Stephanie Frappart gilt als eine der besten Schiedsrichterinnen weltweit
Stphanie Frappart gilt als eine der besten Schiedsrichterinnen weltweit
© Jean-Francois Monier / AFP
Stéphanie Frappard wird am Mittwochabend als erste Frau eine Partie in der Champions League der Männer leiten und damit ein Stück Fußball-Geschichte schreiben. Jürgen Klopp fand schon vor einem Jahr lobende Worte für die Französin.

Die Französin Stéphanie Frappart wird am Mittwochabend Fußball-Geschichte schreiben. Die 36 Jahre alte Schiedsrichterin leitet bei der Begegnung Juventus Turin gegen Dynamo Kiew ab 21.00 Uhr als erste Frau ein Champions-League-Spiel der Männer.

Frappart schaffte im April 2019 den Aufstieg in die 1. französische Liga und pfeift seitdem dort regelmäßig Spiele. Schnell folgte der Schritt auf die internationale Bühne, als sie im vergangenen Jahr den Uefa-Supercup zwischen Liverpool und Chelsea leitete.

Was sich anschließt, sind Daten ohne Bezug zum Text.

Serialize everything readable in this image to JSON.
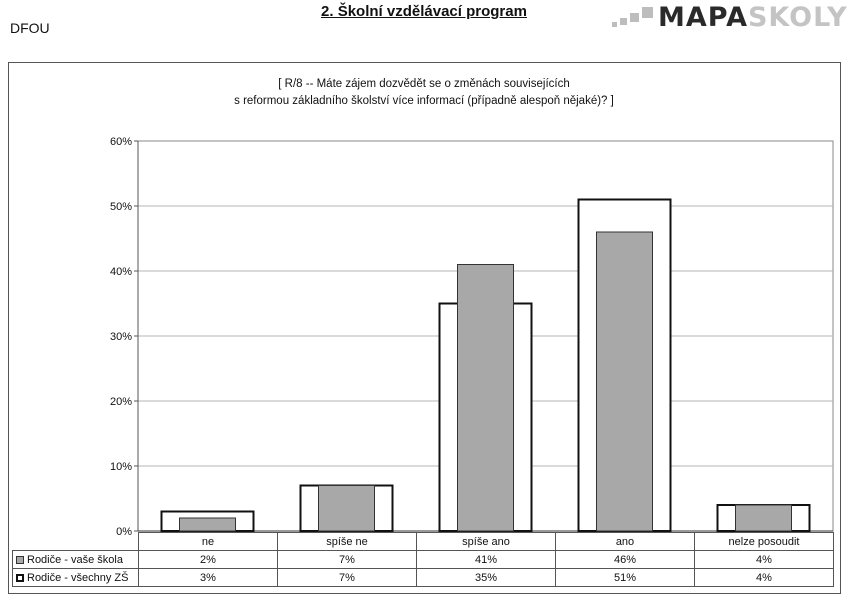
{
  "header": {
    "school_code": "DFOU",
    "heading": "2. Školní vzdělávací program",
    "logo_part1": "MAPA",
    "logo_part2": "SKOLY"
  },
  "chart_data": {
    "type": "bar",
    "title_line1": "[ R/8 -- Máte zájem dozvědět se o změnách souvisejících",
    "title_line2": "s reformou základního školství více informací (případně alespoň nějaké)? ]",
    "categories": [
      "ne",
      "spíše ne",
      "spíše ano",
      "ano",
      "nelze posoudit"
    ],
    "series": [
      {
        "name": "Rodiče - vaše škola",
        "values": [
          2,
          7,
          41,
          46,
          4
        ],
        "labels": [
          "2%",
          "7%",
          "41%",
          "46%",
          "4%"
        ],
        "color": "#a8a8a8"
      },
      {
        "name": "Rodiče - všechny ZŠ",
        "values": [
          3,
          7,
          35,
          51,
          4
        ],
        "labels": [
          "3%",
          "7%",
          "35%",
          "51%",
          "4%"
        ],
        "color": "#ffffff"
      }
    ],
    "ylim": [
      0,
      60
    ],
    "yticks": [
      "0%",
      "10%",
      "20%",
      "30%",
      "40%",
      "50%",
      "60%"
    ],
    "grid": true,
    "legend": "data table below chart"
  }
}
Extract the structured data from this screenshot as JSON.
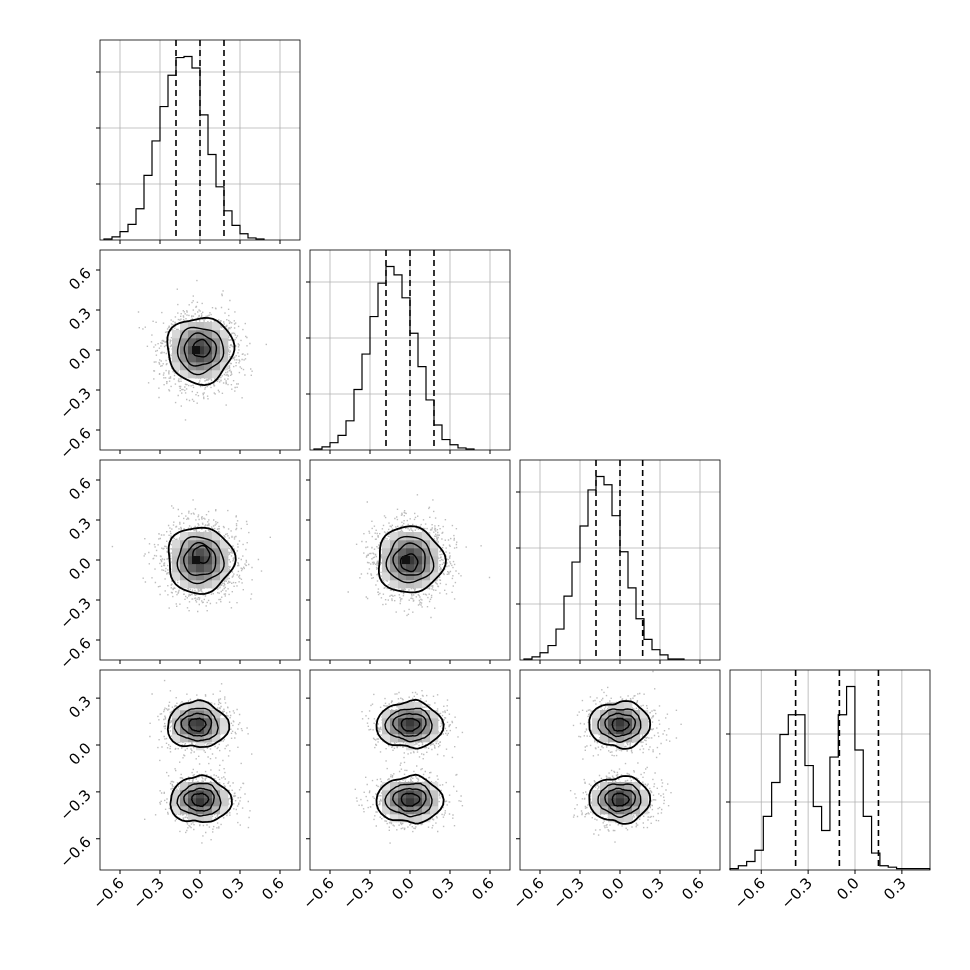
{
  "chart_data": {
    "type": "corner",
    "n_params": 4,
    "tick_labels": {
      "standard": [
        "−0.6",
        "−0.3",
        "0.0",
        "0.3",
        "0.6"
      ],
      "last": [
        "−0.6",
        "−0.3",
        "0.0",
        "0.3"
      ]
    },
    "tick_values": {
      "standard": [
        -0.6,
        -0.3,
        0.0,
        0.3,
        0.6
      ],
      "last": [
        -0.6,
        -0.3,
        0.0,
        0.3
      ]
    },
    "ranges": [
      [
        -0.75,
        0.75
      ],
      [
        -0.75,
        0.75
      ],
      [
        -0.75,
        0.75
      ],
      [
        -0.8,
        0.48
      ]
    ],
    "grid": true,
    "quantiles_dashed": [
      [
        -0.18,
        0.0,
        0.18
      ],
      [
        -0.18,
        0.0,
        0.18
      ],
      [
        -0.18,
        0.0,
        0.17
      ],
      [
        -0.38,
        -0.1,
        0.15
      ]
    ],
    "histograms": [
      {
        "bin_start": -0.72,
        "bin_width": 0.06,
        "counts": [
          1,
          3,
          8,
          15,
          30,
          62,
          95,
          128,
          158,
          175,
          176,
          165,
          120,
          82,
          51,
          28,
          14,
          6,
          2,
          1
        ]
      },
      {
        "bin_start": -0.72,
        "bin_width": 0.06,
        "counts": [
          1,
          3,
          7,
          14,
          28,
          58,
          92,
          128,
          160,
          176,
          168,
          146,
          112,
          80,
          48,
          24,
          10,
          5,
          2,
          1
        ]
      },
      {
        "bin_start": -0.72,
        "bin_width": 0.06,
        "counts": [
          1,
          3,
          7,
          14,
          30,
          62,
          95,
          130,
          165,
          178,
          170,
          140,
          105,
          70,
          40,
          20,
          10,
          5,
          1,
          1
        ]
      },
      {
        "bin_start": -0.8,
        "bin_width": 0.0533,
        "counts": [
          1,
          3,
          6,
          14,
          38,
          62,
          96,
          110,
          110,
          74,
          45,
          28,
          80,
          110,
          130,
          85,
          38,
          12,
          3,
          2,
          1,
          1,
          1,
          1
        ]
      }
    ],
    "panels_2d": [
      {
        "x": 0,
        "y": 1,
        "blobs": [
          [
            0.0,
            0.0,
            0.12,
            0.12
          ]
        ],
        "contours": [
          0.05,
          0.12,
          0.2,
          0.28
        ],
        "inner_shift": [
          0.01,
          0.01
        ]
      },
      {
        "x": 0,
        "y": 2,
        "blobs": [
          [
            0.0,
            0.0,
            0.12,
            0.12
          ]
        ],
        "contours": [
          0.05,
          0.12,
          0.2,
          0.28
        ],
        "inner_shift": [
          0.01,
          0.04
        ]
      },
      {
        "x": 1,
        "y": 2,
        "blobs": [
          [
            0.0,
            0.0,
            0.12,
            0.12
          ]
        ],
        "contours": [
          0.05,
          0.12,
          0.2,
          0.28
        ],
        "inner_shift": [
          -0.005,
          -0.02
        ]
      },
      {
        "x": 0,
        "y": 3,
        "blobs": [
          [
            -0.02,
            0.13,
            0.11,
            0.07
          ],
          [
            0.0,
            -0.35,
            0.11,
            0.07
          ]
        ],
        "contours": [
          0.04,
          0.1,
          0.17,
          0.24
        ],
        "inner_shift": [
          0.0,
          0.0
        ]
      },
      {
        "x": 1,
        "y": 3,
        "blobs": [
          [
            0.0,
            0.13,
            0.12,
            0.07
          ],
          [
            0.0,
            -0.35,
            0.12,
            0.07
          ]
        ],
        "contours": [
          0.04,
          0.1,
          0.17,
          0.24
        ],
        "inner_shift": [
          0.0,
          0.0
        ]
      },
      {
        "x": 2,
        "y": 3,
        "blobs": [
          [
            0.0,
            0.13,
            0.11,
            0.07
          ],
          [
            0.0,
            -0.35,
            0.11,
            0.07
          ]
        ],
        "contours": [
          0.04,
          0.1,
          0.17,
          0.24
        ],
        "inner_shift": [
          0.0,
          0.0
        ]
      }
    ],
    "colors": {
      "line": "#000000",
      "grid": "#b0b0b0",
      "scatter": "#bdbdbd",
      "density_max": "#3a3a3a",
      "density_min": "#ffffff"
    }
  }
}
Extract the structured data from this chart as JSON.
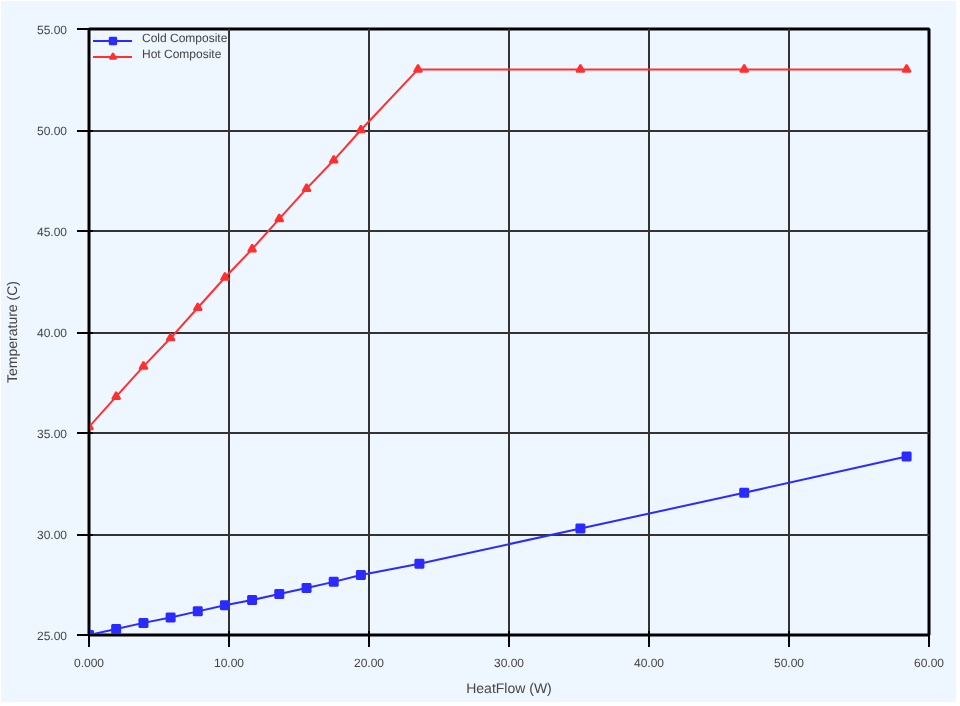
{
  "chart_data": {
    "type": "line",
    "xlabel": "HeatFlow (W)",
    "ylabel": "Temperature (C)",
    "series": [
      {
        "name": "Cold Composite",
        "color": "#2b2bff",
        "marker": "square",
        "x": [
          0,
          1.94,
          3.89,
          5.83,
          7.77,
          9.71,
          11.65,
          13.59,
          15.54,
          17.48,
          19.42,
          23.6,
          35.1,
          46.8,
          58.4
        ],
        "values": [
          25.0,
          25.3,
          25.6,
          25.87,
          26.17,
          26.47,
          26.73,
          27.03,
          27.33,
          27.63,
          27.97,
          28.53,
          30.27,
          32.04,
          33.84
        ]
      },
      {
        "name": "Hot Composite",
        "color": "#ff3030",
        "marker": "triangle",
        "x": [
          0,
          1.94,
          3.89,
          5.83,
          7.77,
          9.71,
          11.65,
          13.59,
          15.54,
          17.48,
          19.42,
          23.5,
          35.1,
          46.8,
          58.4
        ],
        "values": [
          35.3,
          36.8,
          38.3,
          39.7,
          41.2,
          42.7,
          44.1,
          45.6,
          47.1,
          48.5,
          50.0,
          53.0,
          53.0,
          53.0,
          53.0
        ]
      }
    ],
    "xlim": [
      0,
      60
    ],
    "ylim": [
      25,
      55
    ],
    "xticks": [
      {
        "value": 0,
        "label": "0.000"
      },
      {
        "value": 10,
        "label": "10.00"
      },
      {
        "value": 20,
        "label": "20.00"
      },
      {
        "value": 30,
        "label": "30.00"
      },
      {
        "value": 40,
        "label": "40.00"
      },
      {
        "value": 50,
        "label": "50.00"
      },
      {
        "value": 60,
        "label": "60.00"
      }
    ],
    "yticks": [
      {
        "value": 25,
        "label": "25.00"
      },
      {
        "value": 30,
        "label": "30.00"
      },
      {
        "value": 35,
        "label": "35.00"
      },
      {
        "value": 40,
        "label": "40.00"
      },
      {
        "value": 45,
        "label": "45.00"
      },
      {
        "value": 50,
        "label": "50.00"
      },
      {
        "value": 55,
        "label": "55.00"
      }
    ],
    "grid": true,
    "legend": "top left"
  }
}
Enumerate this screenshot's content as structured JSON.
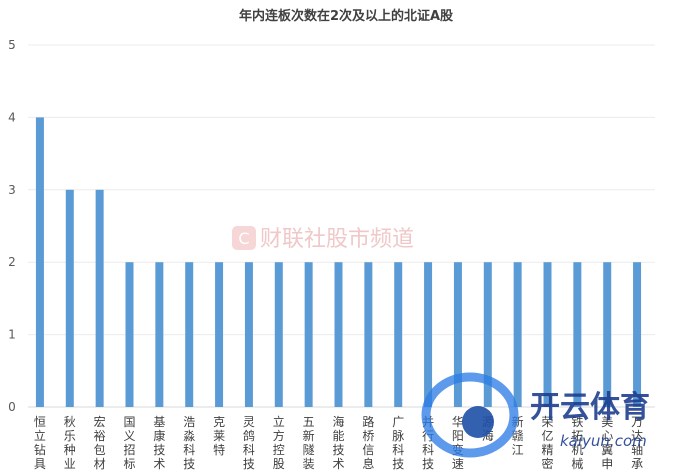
{
  "chart_data": {
    "type": "bar",
    "title": "年内连板次数在2次及以上的北证A股",
    "categories": [
      "恒立钻具",
      "秋乐种业",
      "宏裕包材",
      "国义招标",
      "基康技术",
      "浩淼科技",
      "克莱特",
      "灵鸽科技",
      "立方控股",
      "五新隧装",
      "海能技术",
      "路桥信息",
      "广脉科技",
      "并行科技",
      "华阳变速",
      "源海",
      "新赣江",
      "荣亿精密",
      "铁拓机械",
      "美心翼申",
      "万达轴承"
    ],
    "values": [
      4,
      3,
      3,
      2,
      2,
      2,
      2,
      2,
      2,
      2,
      2,
      2,
      2,
      2,
      2,
      2,
      2,
      2,
      2,
      2,
      2
    ],
    "ylim": [
      0,
      5
    ],
    "yticks": [
      0,
      1,
      2,
      3,
      4,
      5
    ],
    "color": "#5b9bd5",
    "grid": true,
    "legend": "none"
  },
  "watermarks": {
    "center_text": "财联社股市频道",
    "logo_text": "开云体育",
    "logo_url": "kaiyun.com"
  }
}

Die Reds gewannen mit 5:4 im Elfmeterschießen und Trainer Jürgen Klopp lobte nach dem englischen Duell Frappart ausdrücklich für ihre Leistung. Damit ist sie auch die erste Frau, die bei einem bedeutenden Uefa-Pflichtspiel der Männer zum Einsatz kam.

Uefa: Eine der besten Schiedsrichterinnen weltweit

Der Schiedsrichterchef der Uefa, Roberto Rosetti, hatte ihr damals das "Rüstzeug" bescheinigt, "auf der großen Bühne zu bestehen". Frappart habe "über Jahre hinweg gezeigt, dass sie eine der besten Schiedsrichterinnen ist, und zwar weltweit", hatte Rosetti gesagt.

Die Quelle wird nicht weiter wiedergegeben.